On 06/27/16 14:16, Peter Edberg-san wrote:
> Fujiwara-san,
> If you follow the information indicated by UTR 51 (as Mark had suggested), you will see that:
>
> 1. The annotations data is available in CLDR here, in English:
> http://unicode.org/cldr/trac/browser/tags/latest/common/annotations/en.xml
> (or in many other languages, such as Japanese:)
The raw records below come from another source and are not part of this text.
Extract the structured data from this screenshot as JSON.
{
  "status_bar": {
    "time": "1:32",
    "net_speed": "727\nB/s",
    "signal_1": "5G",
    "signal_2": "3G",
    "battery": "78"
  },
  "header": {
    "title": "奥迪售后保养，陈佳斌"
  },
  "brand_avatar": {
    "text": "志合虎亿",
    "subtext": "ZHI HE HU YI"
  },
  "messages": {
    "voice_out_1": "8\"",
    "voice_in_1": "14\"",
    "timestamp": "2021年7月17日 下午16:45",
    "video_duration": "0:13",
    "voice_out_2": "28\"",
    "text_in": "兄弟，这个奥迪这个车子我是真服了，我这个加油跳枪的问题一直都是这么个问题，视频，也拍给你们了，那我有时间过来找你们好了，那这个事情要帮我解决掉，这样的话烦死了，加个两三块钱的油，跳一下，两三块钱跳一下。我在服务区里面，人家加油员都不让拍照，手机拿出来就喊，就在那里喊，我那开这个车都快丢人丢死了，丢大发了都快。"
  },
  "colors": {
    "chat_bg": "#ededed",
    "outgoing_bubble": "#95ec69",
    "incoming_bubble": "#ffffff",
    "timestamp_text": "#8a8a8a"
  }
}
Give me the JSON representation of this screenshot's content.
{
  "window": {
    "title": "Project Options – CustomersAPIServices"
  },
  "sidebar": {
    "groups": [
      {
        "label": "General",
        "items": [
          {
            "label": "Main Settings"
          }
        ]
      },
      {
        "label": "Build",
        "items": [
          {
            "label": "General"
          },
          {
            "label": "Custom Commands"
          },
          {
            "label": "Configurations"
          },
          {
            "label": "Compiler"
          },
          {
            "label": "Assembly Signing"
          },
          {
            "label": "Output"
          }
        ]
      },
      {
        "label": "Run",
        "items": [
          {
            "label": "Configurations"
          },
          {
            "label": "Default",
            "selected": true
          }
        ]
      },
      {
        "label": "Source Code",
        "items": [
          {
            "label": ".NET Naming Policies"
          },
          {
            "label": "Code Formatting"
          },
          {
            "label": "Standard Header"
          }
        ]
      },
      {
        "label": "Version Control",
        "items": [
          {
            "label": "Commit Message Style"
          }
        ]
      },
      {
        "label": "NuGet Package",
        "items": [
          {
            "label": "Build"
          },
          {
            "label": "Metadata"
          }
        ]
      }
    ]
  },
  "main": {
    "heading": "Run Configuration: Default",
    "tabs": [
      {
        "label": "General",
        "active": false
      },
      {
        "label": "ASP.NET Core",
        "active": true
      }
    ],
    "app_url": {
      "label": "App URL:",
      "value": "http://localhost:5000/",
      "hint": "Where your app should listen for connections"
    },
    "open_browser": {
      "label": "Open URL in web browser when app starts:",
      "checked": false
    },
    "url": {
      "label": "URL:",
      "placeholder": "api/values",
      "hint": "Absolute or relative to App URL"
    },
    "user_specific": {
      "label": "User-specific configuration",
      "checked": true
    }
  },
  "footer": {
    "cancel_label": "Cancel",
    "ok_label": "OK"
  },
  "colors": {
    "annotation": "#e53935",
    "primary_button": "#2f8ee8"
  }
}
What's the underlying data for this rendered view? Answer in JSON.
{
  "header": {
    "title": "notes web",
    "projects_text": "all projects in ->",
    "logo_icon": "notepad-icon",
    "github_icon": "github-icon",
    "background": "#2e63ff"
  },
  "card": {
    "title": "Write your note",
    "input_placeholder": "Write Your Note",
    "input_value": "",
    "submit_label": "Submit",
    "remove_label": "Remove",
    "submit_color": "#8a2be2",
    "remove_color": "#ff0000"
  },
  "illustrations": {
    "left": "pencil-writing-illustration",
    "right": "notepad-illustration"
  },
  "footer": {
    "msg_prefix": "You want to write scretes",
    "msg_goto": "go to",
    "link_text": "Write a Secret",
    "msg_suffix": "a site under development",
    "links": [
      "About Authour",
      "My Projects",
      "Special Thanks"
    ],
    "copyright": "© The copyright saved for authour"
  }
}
> http://unicode.org/cldr/trac/browser/tags/latest/common/annotations/ja.xml
>
> The description of the format for those xml files is here:
> http://www.unicode.org/reports/tr35/tr35-general.html#Annotations
>
> 2. Other emoji data files are here:
> http://www.unicode.org/Public/emoji/latest/
>
> These data files are what drive the generation of the charts.
>
> Best regards,
> Peter Edberg
>
>
>
>> On Jun 26, 2016, at 9:09 PM, Takao Fujiwara <tfujiwar_at_redhat.com> wrote:
>>
>> On 06/25/16 01:04, Mark Davis ☕️-san wrote:
>>> You should never be scraping /any/ Unicode HTML files. They are not made for that, and there is no guarantee of stability.
>>
>> I cannot find the license or descriptions about the HTML files.
>>
>>>
>>> The emoji files are built from data which is described in http://www.unicode.org/reports/tr51/
>>> (plus CLDR annotations and collation)
>>
>> OK, I need the data which packages Emoji unicode and the annotation.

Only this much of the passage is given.